I wind the conversation back one notch. “But eventually Conrad did level with you? About his social life?”
“Oh I don’t know if he ever leveled,” Sally says. She glances round the brasserie. She wants another coffee. “If intensity was the primary trait of those Sultan brothers, deviousness wasn’t far behind. Conrad likes to play games, and as the years went by, and he lost that aloofness of his youth, he volunteered all sorts of admissions. He became a great one for shocking non sequiturs. But I gather there was a time when he was very promiscuous. He certainly never had the knack of settling down with one person, I’m not sure why.”
“Maybe because he’s absolutely and utterly impossible?”
“That might have something to do with it. In any case, it’s regrettable now, when he so much needs looking after, there’s nobody to take care of him.”

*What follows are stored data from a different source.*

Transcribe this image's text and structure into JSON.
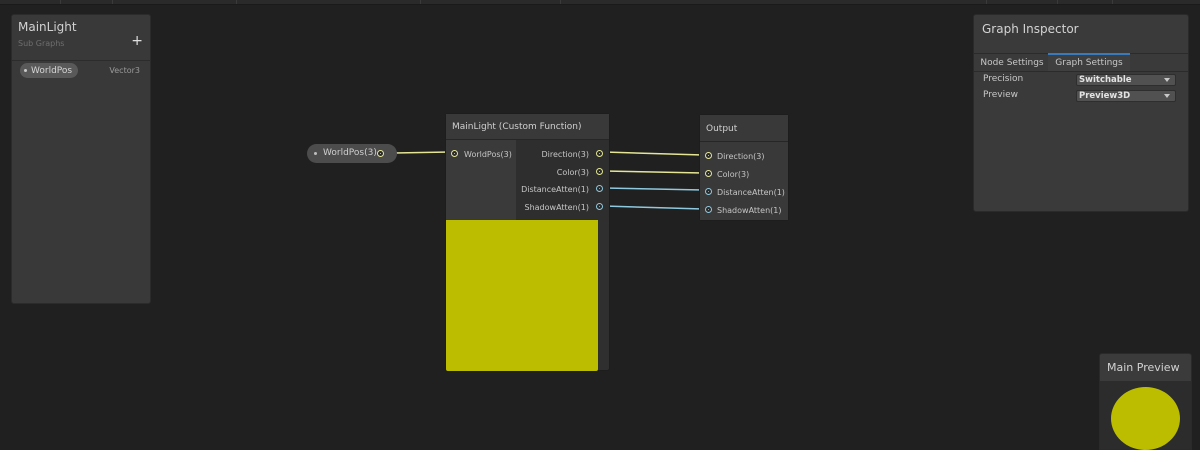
{
  "colors": {
    "canvas": "#202020",
    "yellow_wire": "#e4e695",
    "cyan_wire": "#8ec9df",
    "preview_fill": "#bdbd00",
    "tab_accent": "#3a79bb"
  },
  "blackboard": {
    "title": "MainLight",
    "subtitle": "Sub Graphs",
    "add_icon": "+",
    "property": {
      "name": "WorldPos",
      "type": "Vector3"
    }
  },
  "property_node": {
    "label": "WorldPos(3)"
  },
  "custom_function_node": {
    "title": "MainLight (Custom Function)",
    "inputs": [
      {
        "label": "WorldPos(3)"
      }
    ],
    "outputs": [
      {
        "label": "Direction(3)"
      },
      {
        "label": "Color(3)"
      },
      {
        "label": "DistanceAtten(1)"
      },
      {
        "label": "ShadowAtten(1)"
      }
    ]
  },
  "output_node": {
    "title": "Output",
    "inputs": [
      {
        "label": "Direction(3)"
      },
      {
        "label": "Color(3)"
      },
      {
        "label": "DistanceAtten(1)"
      },
      {
        "label": "ShadowAtten(1)"
      }
    ]
  },
  "inspector": {
    "title": "Graph Inspector",
    "tabs": {
      "node": "Node Settings",
      "graph": "Graph Settings"
    },
    "active_tab": "Graph Settings",
    "precision": {
      "label": "Precision",
      "value": "Switchable"
    },
    "preview": {
      "label": "Preview",
      "value": "Preview3D"
    }
  },
  "main_preview": {
    "title": "Main Preview"
  }
}
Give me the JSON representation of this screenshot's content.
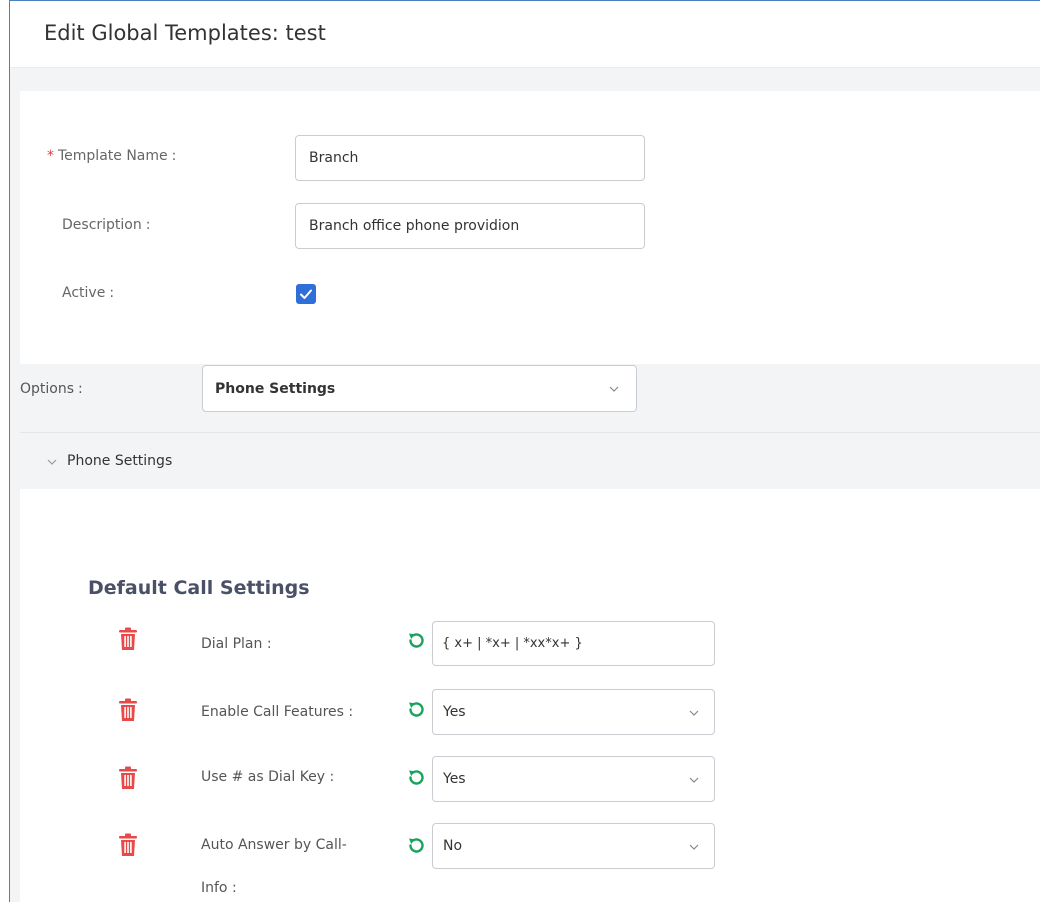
{
  "page": {
    "title": "Edit Global Templates: test"
  },
  "form": {
    "template_name": {
      "label": "Template Name",
      "colon": ":",
      "value": "Branch"
    },
    "description": {
      "label": "Description",
      "colon": ":",
      "value": "Branch office phone providion"
    },
    "active": {
      "label": "Active",
      "colon": ":",
      "checked": true
    }
  },
  "options": {
    "label": "Options",
    "colon": ":",
    "selected": "Phone Settings"
  },
  "panel": {
    "title": "Phone Settings"
  },
  "section": {
    "title": "Default Call Settings",
    "rows": [
      {
        "label": "Dial Plan :",
        "value": "{ x+ | *x+ | *xx*x+ }",
        "type": "input"
      },
      {
        "label": "Enable Call Features :",
        "value": "Yes",
        "type": "select"
      },
      {
        "label": "Use # as Dial Key :",
        "value": "Yes",
        "type": "select"
      },
      {
        "label": "Auto Answer by Call-",
        "label2": "Info :",
        "value": "No",
        "type": "select"
      }
    ]
  },
  "colors": {
    "accent": "#2f6fd8",
    "danger": "#e84a4a",
    "reset": "#1aa35a",
    "frame": "#4a7fc1"
  }
}
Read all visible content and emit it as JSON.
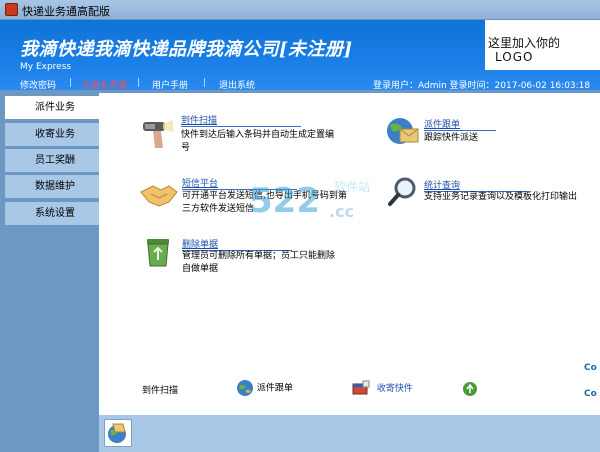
{
  "window": {
    "title": "快递业务通高配版"
  },
  "header": {
    "app_title": "我滴快递我滴快递品牌我滴公司[未注册]",
    "subtitle": "My Express",
    "logo_line1": "这里加入你的",
    "logo_line2": "LOGO"
  },
  "menu": {
    "items": [
      "修改密码",
      "注册业务通",
      "用户手册",
      "退出系统"
    ],
    "active_index": 1,
    "login_info": "登录用户：Admin  登录时间：2017-06-02 16:03:18"
  },
  "sidebar": {
    "items": [
      "派件业务",
      "收寄业务",
      "员工奖酬",
      "数据维护",
      "系统设置"
    ],
    "active_index": 0
  },
  "functions": [
    {
      "title": "到件扫描",
      "desc": "快件到达后输入条码并自动生成定置编号"
    },
    {
      "title": "派件跟单",
      "desc": "跟踪快件派送"
    },
    {
      "title": "短信平台",
      "desc": "可开通平台发送短信,也导出手机号码到第三方软件发送短信"
    },
    {
      "title": "统计查询",
      "desc": "支持业务记录查询以及模板化打印输出"
    },
    {
      "title": "删除单据",
      "desc": "管理员可删除所有单据；员工只能删除自做单据"
    }
  ],
  "quick_bar": [
    "到件扫描",
    "派件跟单",
    "收寄快件"
  ],
  "watermark": {
    "site": "软件站",
    "domain": ".cc"
  },
  "edge_text": [
    "Co",
    "Co"
  ],
  "colors": {
    "header_blue": "#1a7fe6",
    "active_menu": "#ff4b4b",
    "nav_bg": "#a9c8e8",
    "link_blue": "#1e4fa8"
  }
}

“But he talks to you about his illness? He always shuts the door in my face
. . .”
“Well he does talk to me about it, albeit in his typically mordant and combative way. I suppose he likes to complain to me. This has something to do, I gather, with his notion that I—alone on the planet—lead some sort of charmed life. I can just see and hear him.” Sally narrows her eyes, in impersonation of Conrad’s hooded grin, and in a gruff, lowered voice declares, ‘Has cancer struck her yet? Oh no, not her, not our Sally, despite all those cigarettes . . .”

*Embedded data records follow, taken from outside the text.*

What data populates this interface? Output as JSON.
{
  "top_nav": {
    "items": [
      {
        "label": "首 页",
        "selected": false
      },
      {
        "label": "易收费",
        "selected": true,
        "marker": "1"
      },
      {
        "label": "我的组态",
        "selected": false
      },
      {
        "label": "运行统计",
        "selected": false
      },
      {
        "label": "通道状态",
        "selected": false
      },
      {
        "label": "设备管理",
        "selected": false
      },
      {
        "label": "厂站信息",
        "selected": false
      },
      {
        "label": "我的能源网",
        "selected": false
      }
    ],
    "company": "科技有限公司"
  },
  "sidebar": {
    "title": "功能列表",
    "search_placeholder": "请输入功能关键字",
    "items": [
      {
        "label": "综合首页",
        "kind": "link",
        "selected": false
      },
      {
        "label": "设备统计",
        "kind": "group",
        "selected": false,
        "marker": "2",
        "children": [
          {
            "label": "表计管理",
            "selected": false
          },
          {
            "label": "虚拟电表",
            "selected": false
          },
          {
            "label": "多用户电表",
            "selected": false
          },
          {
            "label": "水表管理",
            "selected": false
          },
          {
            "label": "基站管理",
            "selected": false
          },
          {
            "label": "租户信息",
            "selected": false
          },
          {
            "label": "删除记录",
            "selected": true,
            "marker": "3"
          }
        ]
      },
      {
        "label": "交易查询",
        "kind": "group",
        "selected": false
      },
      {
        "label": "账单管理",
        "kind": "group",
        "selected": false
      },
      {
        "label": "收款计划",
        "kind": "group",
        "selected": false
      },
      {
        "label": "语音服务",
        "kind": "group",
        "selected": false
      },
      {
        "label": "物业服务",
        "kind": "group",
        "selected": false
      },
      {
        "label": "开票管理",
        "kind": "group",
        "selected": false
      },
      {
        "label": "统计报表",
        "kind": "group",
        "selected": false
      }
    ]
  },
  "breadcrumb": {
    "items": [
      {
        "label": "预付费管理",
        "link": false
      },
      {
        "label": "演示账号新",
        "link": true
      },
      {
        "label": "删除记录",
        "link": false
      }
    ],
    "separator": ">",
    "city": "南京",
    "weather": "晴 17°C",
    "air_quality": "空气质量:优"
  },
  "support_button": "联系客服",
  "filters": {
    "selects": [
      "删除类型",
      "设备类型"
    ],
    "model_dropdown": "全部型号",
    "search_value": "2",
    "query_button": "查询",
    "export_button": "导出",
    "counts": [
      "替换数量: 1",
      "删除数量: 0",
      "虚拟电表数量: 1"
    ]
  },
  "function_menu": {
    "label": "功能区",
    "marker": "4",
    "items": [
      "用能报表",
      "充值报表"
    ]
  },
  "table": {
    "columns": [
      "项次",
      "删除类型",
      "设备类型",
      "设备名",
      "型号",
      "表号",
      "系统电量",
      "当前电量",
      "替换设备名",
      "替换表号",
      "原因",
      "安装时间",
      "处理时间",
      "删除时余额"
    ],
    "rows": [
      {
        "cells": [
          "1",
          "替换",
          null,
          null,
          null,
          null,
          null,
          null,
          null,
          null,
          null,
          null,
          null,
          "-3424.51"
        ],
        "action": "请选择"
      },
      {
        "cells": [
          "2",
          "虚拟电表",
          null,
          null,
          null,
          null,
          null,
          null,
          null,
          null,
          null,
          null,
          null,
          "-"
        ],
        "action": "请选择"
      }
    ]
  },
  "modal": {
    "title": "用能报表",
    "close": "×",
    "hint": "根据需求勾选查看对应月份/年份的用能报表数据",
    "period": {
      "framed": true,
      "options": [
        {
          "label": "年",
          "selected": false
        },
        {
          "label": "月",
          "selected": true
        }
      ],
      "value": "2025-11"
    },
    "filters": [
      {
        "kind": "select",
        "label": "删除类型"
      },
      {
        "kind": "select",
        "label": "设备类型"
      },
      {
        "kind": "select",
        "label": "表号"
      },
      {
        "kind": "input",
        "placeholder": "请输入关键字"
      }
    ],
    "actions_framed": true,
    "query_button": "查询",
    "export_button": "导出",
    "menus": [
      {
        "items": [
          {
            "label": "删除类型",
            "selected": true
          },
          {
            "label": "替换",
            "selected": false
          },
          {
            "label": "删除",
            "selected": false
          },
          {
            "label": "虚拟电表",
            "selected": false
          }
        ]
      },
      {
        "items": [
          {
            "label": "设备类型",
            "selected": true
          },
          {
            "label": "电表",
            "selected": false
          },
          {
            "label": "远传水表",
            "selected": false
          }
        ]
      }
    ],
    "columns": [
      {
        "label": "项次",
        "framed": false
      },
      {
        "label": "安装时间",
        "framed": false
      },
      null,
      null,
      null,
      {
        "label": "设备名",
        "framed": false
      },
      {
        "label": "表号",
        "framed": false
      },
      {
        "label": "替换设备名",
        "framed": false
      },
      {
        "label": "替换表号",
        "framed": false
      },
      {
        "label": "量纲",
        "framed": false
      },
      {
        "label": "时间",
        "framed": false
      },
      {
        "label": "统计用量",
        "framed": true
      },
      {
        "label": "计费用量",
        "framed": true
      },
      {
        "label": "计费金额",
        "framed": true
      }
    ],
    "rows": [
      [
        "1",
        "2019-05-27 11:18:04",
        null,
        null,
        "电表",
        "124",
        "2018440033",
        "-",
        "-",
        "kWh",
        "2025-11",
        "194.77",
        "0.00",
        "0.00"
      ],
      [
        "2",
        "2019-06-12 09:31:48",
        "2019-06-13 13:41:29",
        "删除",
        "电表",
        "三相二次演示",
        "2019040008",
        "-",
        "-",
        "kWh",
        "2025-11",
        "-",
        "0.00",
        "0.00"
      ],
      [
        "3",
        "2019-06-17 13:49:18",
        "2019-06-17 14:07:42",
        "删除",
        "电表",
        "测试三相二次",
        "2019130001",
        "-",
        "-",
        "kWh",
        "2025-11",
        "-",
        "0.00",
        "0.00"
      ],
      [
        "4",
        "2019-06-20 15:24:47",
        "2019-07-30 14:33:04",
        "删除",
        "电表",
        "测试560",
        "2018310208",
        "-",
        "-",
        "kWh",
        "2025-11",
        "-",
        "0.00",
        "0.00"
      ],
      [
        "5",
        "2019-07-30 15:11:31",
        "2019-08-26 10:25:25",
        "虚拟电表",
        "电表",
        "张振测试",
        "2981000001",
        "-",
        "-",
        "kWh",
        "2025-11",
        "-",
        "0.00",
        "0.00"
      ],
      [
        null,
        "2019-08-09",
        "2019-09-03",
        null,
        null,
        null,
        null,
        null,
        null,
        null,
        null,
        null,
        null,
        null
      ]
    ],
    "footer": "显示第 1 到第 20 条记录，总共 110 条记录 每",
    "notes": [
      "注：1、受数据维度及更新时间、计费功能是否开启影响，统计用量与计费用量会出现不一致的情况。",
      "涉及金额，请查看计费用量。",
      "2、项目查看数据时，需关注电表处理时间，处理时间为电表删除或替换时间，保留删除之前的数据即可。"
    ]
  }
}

Oh, but she has Conrad down! In this brasserie in the south of France, she has placed him before me in all his vast, exasperated merriment. I say to her, “I think he scares people off.”
“He’s had a hard time. He’d probably deny it now, but he had a very rough coming out. I don’t mean to play amateur sleuth, it’s presumptuous of me to talk about it, who am I to sit here sipping a fancy coffee in Mare aux Cerfs and making pronouncements about my ailing ex-brother-in-law in Miami?—but I’ve often thought that’s the reason Conrad has no interest in anything you might call cultural life. Long ago, back in our Restoration days, when he didn’t know anything, when none of us knew anything, and he was in a state of absolute denial, I think he came to the conclusion that cultural life was the province of women and homosexuals. Poetry, painting, classical music—it all belonged to the homosexuals. As such, it had nothing to do with Conrad Sultan, who cared only about running track and wrestling and throwing a football. And when it came time to find a profession, he wasn’t going to be any hairdresser or dancer or interior decorator—God knows, he was going to be an accountant. And the rather sad and amazing truth is, I don’t think he’s ever conquered those initial prejudices. Am I making sense to you?”